ABPRSA vai estudar a utilização de água proveniente da futura barragem da Foupana para restaurar o aquífero degradado entre Almancil, Faro e Olhão.
A degradação do aquífero que abastece a campina agrícola entre Almancil, Faro e Olhão motiva um novo estudo sobre a utilização de água proveniente da futura barragem da Foupana para substituir e regenerar a captação subterrânea naquela zona, onde a intrusão salina já é «muito elevada».
Macário Correia, presidente da Associação de Beneficiários do Plano de Rega do Sotavento Algarvio (ABPRSA), revelou esta intenção, à margem da apresentação do estudo «O Valor da Agricultura no Algarve», que decorreu na quinta-feira, 5 de março, em São Bartolomeu de Messines, tal como o barlavento noticiou.
Com foco na biodiversidade e proteção ambiental, está a ser preparada, em articulação com a Comissão de Coordenação e Desenvolvimento Regional (CCDR) do Algarve, uma candidatura a financiamento por fundos europeus.
«Estamos a estudar uma candidatura que será feita até maio, que tem a ver com a utilização da água da Foupana até ao litoral de Loulé.
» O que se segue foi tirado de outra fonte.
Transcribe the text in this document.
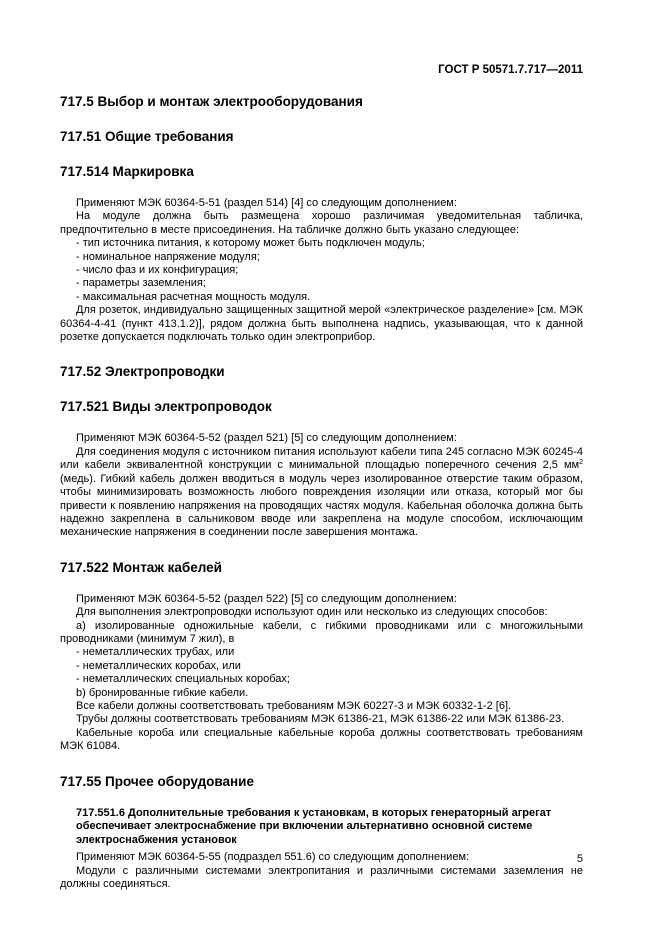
ГОСТ Р 50571.7.717—2011
717.5 Выбор и монтаж электрооборудования
717.51 Общие требования
717.514 Маркировка

Применяют МЭК 60364-5-51 (раздел 514) [4] со следующим дополнением:

На модуле должна быть размещена хорошо различимая уведомительная табличка, предпочтительно в месте присоединения. На табличке должно быть указано следующее:

- тип источника питания, к которому может быть подключен модуль;

- номинальное напряжение модуля;

- число фаз и их конфигурация;

- параметры заземления;

- максимальная расчетная мощность модуля.

Для розеток, индивидуально защищенных защитной мерой «электрическое разделение» [см. МЭК 60364-4-41 (пункт 413.1.2)], рядом должна быть выполнена надпись, указывающая, что к данной розетке допускается подключать только один электроприбор.

717.52 Электропроводки
717.521 Виды электропроводок

Применяют МЭК 60364-5-52 (раздел 521) [5] со следующим дополнением:

Для соединения модуля с источником питания используют кабели типа 245 согласно МЭК 60245-4 или кабели эквивалентной конструкции с минимальной площадью поперечного сечения 2,5 $мм^2$ (медь). Гибкий кабель должен вводиться в модуль через изолированное отверстие таким образом, чтобы минимизировать возможность любого повреждения изоляции или отказа, который мог бы привести к появлению напряжения на проводящих частях модуля. Кабельная оболочка должна быть надежно закреплена в сальниковом вводе или закреплена на модуле способом, исключающим механические напряжения в соединении после завершения монтажа.

717.522 Монтаж кабелей

Применяют МЭК 60364-5-52 (раздел 522) [5] со следующим дополнением:

Для выполнения электропроводки используют один или несколько из следующих способов:

а) изолированные одножильные кабели, с гибкими проводниками или с многожильными проводниками (минимум 7 жил), в

- неметаллических трубах, или

- неметаллических коробах, или

- неметаллических специальных коробах;

b) бронированные гибкие кабели.

Все кабели должны соответствовать требованиям МЭК 60227-3 и МЭК 60332-1-2 [6].

Трубы должны соответствовать требованиям МЭК 61386-21, МЭК 61386-22 или МЭК 61386-23.

Кабельные короба или специальные кабельные короба должны соответствовать требованиям МЭК 61084.

717.55 Прочее оборудование
717.551.6 Дополнительные требования к установкам, в которых генераторный агрегат обеспечивает электроснабжение при включении альтернативно основной системе электроснабжения установок

Применяют МЭК 60364-5-55 (подраздел 551.6) со следующим дополнением:

Модули с различными системами электропитания и различными системами заземления не должны соединяться.

5
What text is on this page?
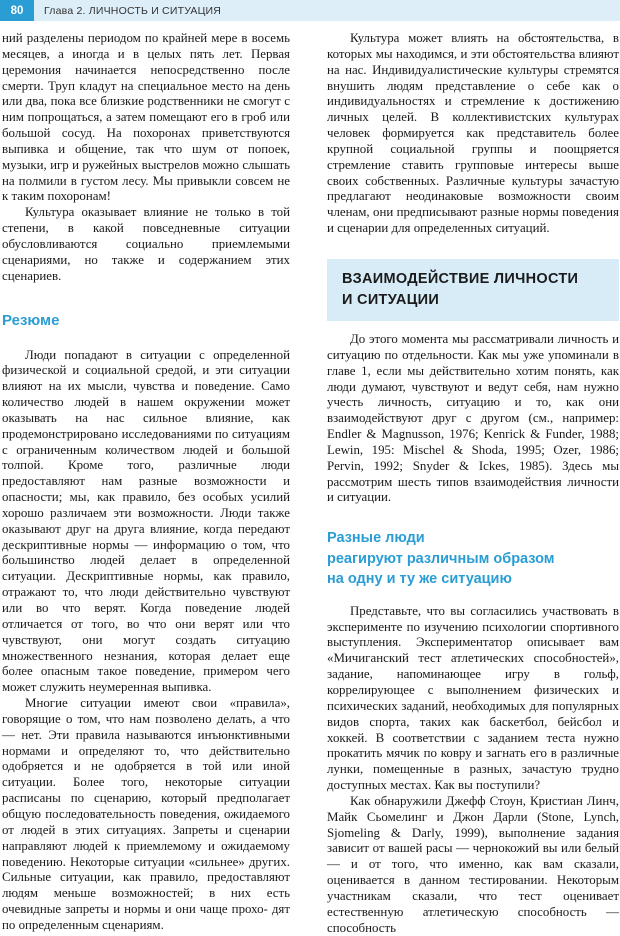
80	Глава 2. ЛИЧНОСТЬ И СИТУАЦИЯ

ний разделены периодом по крайней мере в восемь месяцев, а иногда и в целых пять лет. Первая церемония начинается непосредственно после смерти. Труп кладут на специальное место на день или два, пока все близкие родственники не смогут с ним попрощаться, а затем помещают его в гроб или большой сосуд. На похоронах приветствуются выпивка и общение, так что шум от попоек, музыки, игр и ружейных выстрелов можно слышать на полмили в густом лесу. Мы привыкли совсем не к таким похоронам!

Культура оказывает влияние не только в той степени, в какой повседневные ситуации обусловливаются социально приемлемыми сценариями, но также и содержанием этих сценариев.

Резюме

Люди попадают в ситуации с определенной физической и социальной средой, и эти ситуации влияют на их мысли, чувства и поведение. Само количество людей в нашем окружении может оказывать на нас сильное влияние, как продемонстрировано исследованиями по ситуациям с ограниченным количеством людей и большой толпой. Кроме того, различные люди предоставляют нам разные возможности и опасности; мы, как правило, без особых усилий хорошо различаем эти возможности. Люди также оказывают друг на друга влияние, когда передают дескриптивные нормы — информацию о том, что большинство людей делает в определенной ситуации. Дескриптивные нормы, как правило, отражают то, что люди действительно чувствуют или во что верят. Когда поведение людей отличается от того, во что они верят или что чувствуют, они могут создать ситуацию множественного незнания, которая делает еще более опасным такое поведение, примером чего может служить неумеренная выпивка.

Многие ситуации имеют свои «правила», говорящие о том, что нам позволено делать, а что — нет. Эти правила называются инъюнктивными нормами и определяют то, что действительно одобряется и не одобряется в той или иной ситуации. Более того, некоторые ситуации расписаны по сценарию, который предполагает общую последовательность поведения, ожидаемого от людей в этих ситуациях. Запреты и сценарии направляют людей к приемлемому и ожидаемому поведению. Некоторые ситуации «сильнее» других. Сильные ситуации, как правило, предоставляют людям меньше возможностей; в них есть очевидные запреты и нормы и они чаще прохо- дят по определенным сценариям.

Культура может влиять на обстоятельства, в которых мы находимся, и эти обстоятельства влияют на нас. Индивидуалистические культуры стремятся внушить людям представление о себе как о индивидуальностях и стремление к достижению личных целей. В коллективистских культурах человек формируется как представитель более крупной социальной группы и поощряется стремление ставить групповые интересы выше своих собственных. Различные культуры зачастую предлагают неодинаковые возможности своим членам, они предписывают разные нормы поведения и сценарии для определенных ситуаций.

ВЗАИМОДЕЙСТВИЕ ЛИЧНОСТИ
И СИТУАЦИИ

До этого момента мы рассматривали личность и ситуацию по отдельности. Как мы уже упоминали в главе 1, если мы действительно хотим понять, как люди думают, чувствуют и ведут себя, нам нужно учесть личность, ситуацию и то, как они взаимодействуют друг с другом (см., например: Endler & Magnusson, 1976; Kenrick & Funder, 1988; Lewin, 195: Mischel & Shoda, 1995; Ozer, 1986; Pervin, 1992; Snyder & Ickes, 1985). Здесь мы рассмотрим шесть типов взаимодействия личности и ситуации.

Разные люди
реагируют различным образом
на одну и ту же ситуацию

Представьте, что вы согласились участвовать в эксперименте по изучению психологии спортивного выступления. Экспериментатор описывает вам «Мичиганский тест атлетических способностей», задание, напоминающее игру в гольф, коррелирующее с выполнением физических и психических заданий, необходимых для популярных видов спорта, таких как баскетбол, бейсбол и хоккей. В соответствии с заданием теста нужно прокатить мячик по ковру и загнать его в различные лунки, помещенные в разных, зачастую трудно доступных местах. Как вы поступили?

Как обнаружили Джефф Стоун, Кристиан Линч, Майк Сьомелинг и Джон Дарли (Stone, Lynch, Sjomeling & Darly, 1999), выполнение задания зависит от вашей расы — чернокожий вы или белый — и от того, что именно, как вам сказали, оценивается в данном тестировании. Некоторым участникам сказали, что тест оценивает естественную атлетическую способность — способность
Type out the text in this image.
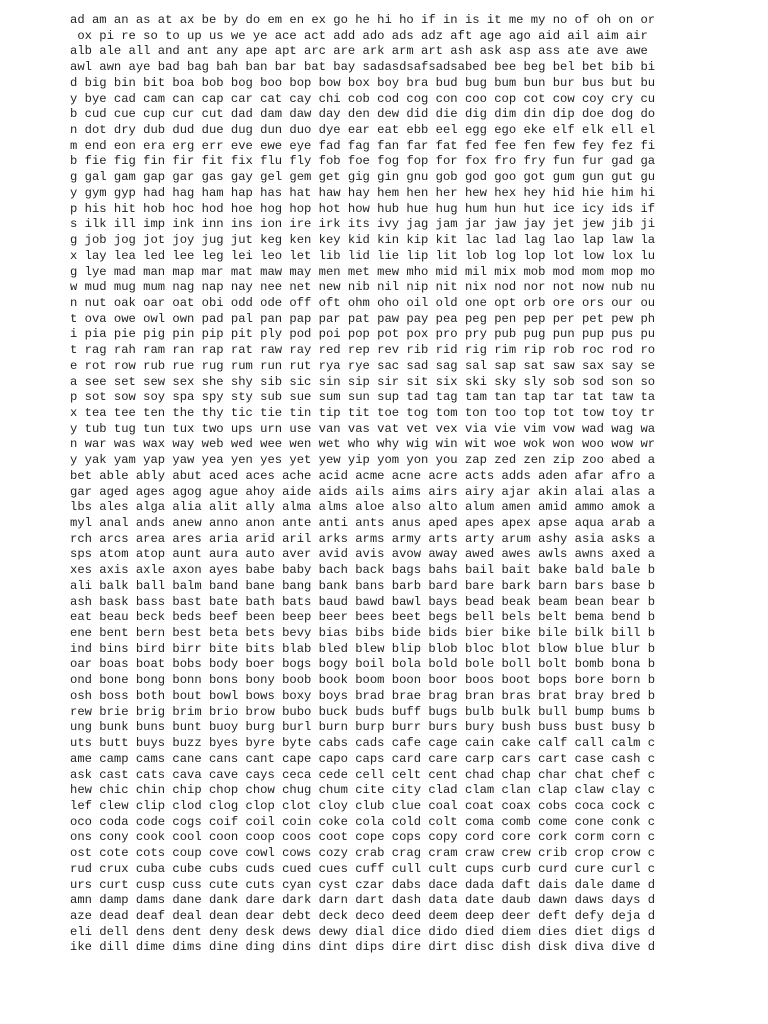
ad am an as at ax be by do em en ex go he hi ho if in is it me my no of oh on or
ox pi re so to up us we ye ace act add ado ads adz aft age ago aid ail aim air
alb ale all and ant any ape apt arc are ark arm art ash ask asp ass ate ave awe
awl awn aye bad bag bah ban bar bat bay sadasdsafsadsabed bee beg bel bet bib bi
d big bin bit boa bob bog boo bop bow box boy bra bud bug bum bun bur bus but bu
y bye cad cam can cap car cat cay chi cob cod cog con coo cop cot cow coy cry cu
b cud cue cup cur cut dad dam daw day den dew did die dig dim din dip doe dog do
n dot dry dub dud due dug dun duo dye ear eat ebb eel egg ego eke elf elk ell el
m end eon era erg err eve ewe eye fad fag fan far fat fed fee fen few fey fez fi
b fie fig fin fir fit fix flu fly fob foe fog fop for fox fro fry fun fur gad ga
g gal gam gap gar gas gay gel gem get gig gin gnu gob god goo got gum gun gut gu
y gym gyp had hag ham hap has hat haw hay hem hen her hew hex hey hid hie him hi
p his hit hob hoc hod hoe hog hop hot how hub hue hug hum hun hut ice icy ids if
s ilk ill imp ink inn ins ion ire irk its ivy jag jam jar jaw jay jet jew jib ji
g job jog jot joy jug jut keg ken key kid kin kip kit lac lad lag lao lap law la
x lay lea led lee leg lei leo let lib lid lie lip lit lob log lop lot low lox lu
g lye mad man map mar mat maw may men met mew mho mid mil mix mob mod mom mop mo
w mud mug mum nag nap nay nee net new nib nil nip nit nix nod nor not now nub nu
n nut oak oar oat obi odd ode off oft ohm oho oil old one opt orb ore ors our ou
t ova owe owl own pad pal pan pap par pat paw pay pea peg pen pep per pet pew ph
i pia pie pig pin pip pit ply pod poi pop pot pox pro pry pub pug pun pup pus pu
t rag rah ram ran rap rat raw ray red rep rev rib rid rig rim rip rob roc rod ro
e rot row rub rue rug rum run rut rya rye sac sad sag sal sap sat saw sax say se
a see set sew sex she shy sib sic sin sip sir sit six ski sky sly sob sod son so
p sot sow soy spa spy sty sub sue sum sun sup tad tag tam tan tap tar tat taw ta
x tea tee ten the thy tic tie tin tip tit toe tog tom ton too top tot tow toy tr
y tub tug tun tux two ups urn use van vas vat vet vex via vie vim vow wad wag wa
n war was wax way web wed wee wen wet who why wig win wit woe wok won woo wow wr
y yak yam yap yaw yea yen yes yet yew yip yom yon you zap zed zen zip zoo abed a
bet able ably abut aced aces ache acid acme acne acre acts adds aden afar afro a
gar aged ages agog ague ahoy aide aids ails aims airs airy ajar akin alai alas a
lbs ales alga alia alit ally alma alms aloe also alto alum amen amid ammo amok a
myl anal ands anew anno anon ante anti ants anus aped apes apex apse aqua arab a
rch arcs area ares aria arid aril arks arms army arts arty arum ashy asia asks a
sps atom atop aunt aura auto aver avid avis avow away awed awes awls awns axed a
xes axis axle axon ayes babe baby bach back bags bahs bail bait bake bald bale b
ali balk ball balm band bane bang bank bans barb bard bare bark barn bars base b
ash bask bass bast bate bath bats baud bawd bawl bays bead beak beam bean bear b
eat beau beck beds beef been beep beer bees beet begs bell bels belt bema bend b
ene bent bern best beta bets bevy bias bibs bide bids bier bike bile bilk bill b
ind bins bird birr bite bits blab bled blew blip blob bloc blot blow blue blur b
oar boas boat bobs body boer bogs bogy boil bola bold bole boll bolt bomb bona b
ond bone bong bonn bons bony boob book boom boon boor boos boot bops bore born b
osh boss both bout bowl bows boxy boys brad brae brag bran bras brat bray bred b
rew brie brig brim brio brow bubo buck buds buff bugs bulb bulk bull bump bums b
ung bunk buns bunt buoy burg burl burn burp burr burs bury bush buss bust busy b
uts butt buys buzz byes byre byte cabs cads cafe cage cain cake calf call calm c
ame camp cams cane cans cant cape capo caps card care carp cars cart case cash c
ask cast cats cava cave cays ceca cede cell celt cent chad chap char chat chef c
hew chic chin chip chop chow chug chum cite city clad clam clan clap claw clay c
lef clew clip clod clog clop clot cloy club clue coal coat coax cobs coca cock c
oco coda code cogs coif coil coin coke cola cold colt coma comb come cone conk c
ons cony cook cool coon coop coos coot cope cops copy cord core cork corm corn c
ost cote cots coup cove cowl cows cozy crab crag cram craw crew crib crop crow c
rud crux cuba cube cubs cuds cued cues cuff cull cult cups curb curd cure curl c
urs curt cusp cuss cute cuts cyan cyst czar dabs dace dada daft dais dale dame d
amn damp dams dane dank dare dark darn dart dash data date daub dawn daws days d
aze dead deaf deal dean dear debt deck deco deed deem deep deer deft defy deja d
eli dell dens dent deny desk dews dewy dial dice dido died diem dies diet digs d
ike dill dime dims dine ding dins dint dips dire dirt disc dish disk diva dive d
Explicando por outras palavras: há um estudo da APA sobre a qualidade dos aquíferos do Algarve que tem uma mancha vermelho na campina de Olhão/Faro/Almancil. Vermelha pela quantidade de nitratos, sal, e cloretos», revelou.
A situação condiciona uma zona «onde a agricultura nasceu de forma expressiva no século passado — e teve depois o ciclo das estufas e das hortícolas que agora cresceram como culturas permanentes. Algumas, contudo, já não resistem àquela quantidade de sal».
«Já se verificam dificuldades na vegetação, rebentação, e crescimento das plantas, porque são sensíveis à salinidade que se verifica nas análises à água».
Macário frisou que o aquífero está de tal forma «inquinado» na faixa que se estende de Quarteira até Alfandanga, que a viabilidade agrícola estará comprometida sem uma solução hídrica de fundo.
E «além de ter má qualidade, o nível está extremamente baixo. Ou seja, enquanto na zona do perímetro do Sotavento temos furos a deitar por fora, por causa das chuvas, aqui não é assim: há furos que estão a tirar água a 100 e 200 metros».
O ex-autarca de Tavira e Faro referiu que o prazo de implementação até poderá ultrapassar uma década, ou seja, todo o tempo necessário até que o projeto da nova barragem esteja concluído.
Questionado sobre a pertinência desse projeto ironizou: «Agora que está a chover muito, perguntam-me: para que é que queremos a barragem da Foupana? Eu não desarmo: para resolver este problema. Ou seja, uma solução técnica estrutural para aquela zona. Sem isso, a agricultura entra em sufoco».
E justificou com o atual cenário: «quando um furo começa a ter índices de salinidade elevados, é algo extremamente difícil de resolver — é irreversível. Portanto, o que é preciso nos próximos anos é trazer água da Foupana para esta campina. Não estamos a falar em aumentar o regadio», mas substituir a rega.
«Em vez de ser de um aquífero que não está em boas condições, colocar em cima desses terrenos água de boa qualidade, vinda da serra. Isso melhorará a biodiversidade, o comportamento dos organismos, a vida das plantas e a qualidade dos alimentos», concluiu.
Este cenário insere-se num quadro mais vasto de discussão sobre os recursos hídricos da região. Rui Virgínia, vice-presidente da Federação da Agricultura Algarvia (FEDAGRI), alertou para a dependência do aquífero Querença-Silves — o maior reservatório subterrâneo do Algarve, no Barrocal —, que continua sob pressão pela seca e pelos baixos níveis de recarga.
«Dois terços do que se produz de riqueza na região do Algarve provém desse aquífero», afirmou, pelo que a FEDAGRI vai formalizar as preocupações dos agricultores junto das entidades responsáveis nos próximos dias. «A nossa direção decidiu colocar 12 questões pertinentes a alguns organismos do Estado, nomeadamente ao Ministério do Ambiente, às Águas do Algarve e à APA», que caso não sejam satisfatórias, serão remetidas para as instâncias europeias competentes.
O presidente da CCDR do Algarve, José Apolinário, que também participou no evento, recordou que está em curso um pacote de investimentos «significativo» com fundos europeus para redução de perdas nas redes da região — em linha com a meta europeia de resiliência hídrica de 10% até 2028.
Estiveram presentes, o presidente da Comissão de Agricultura e Pescas, Maurício Teixeira Marques, e o vice-presidente, João Paulo Graça. E também Miguel Freitas, ex-secretário de Estado das Florestas e do Desenvolvimento Rural e Fernando Severino, atual vice-presidente da CCDR Algarve.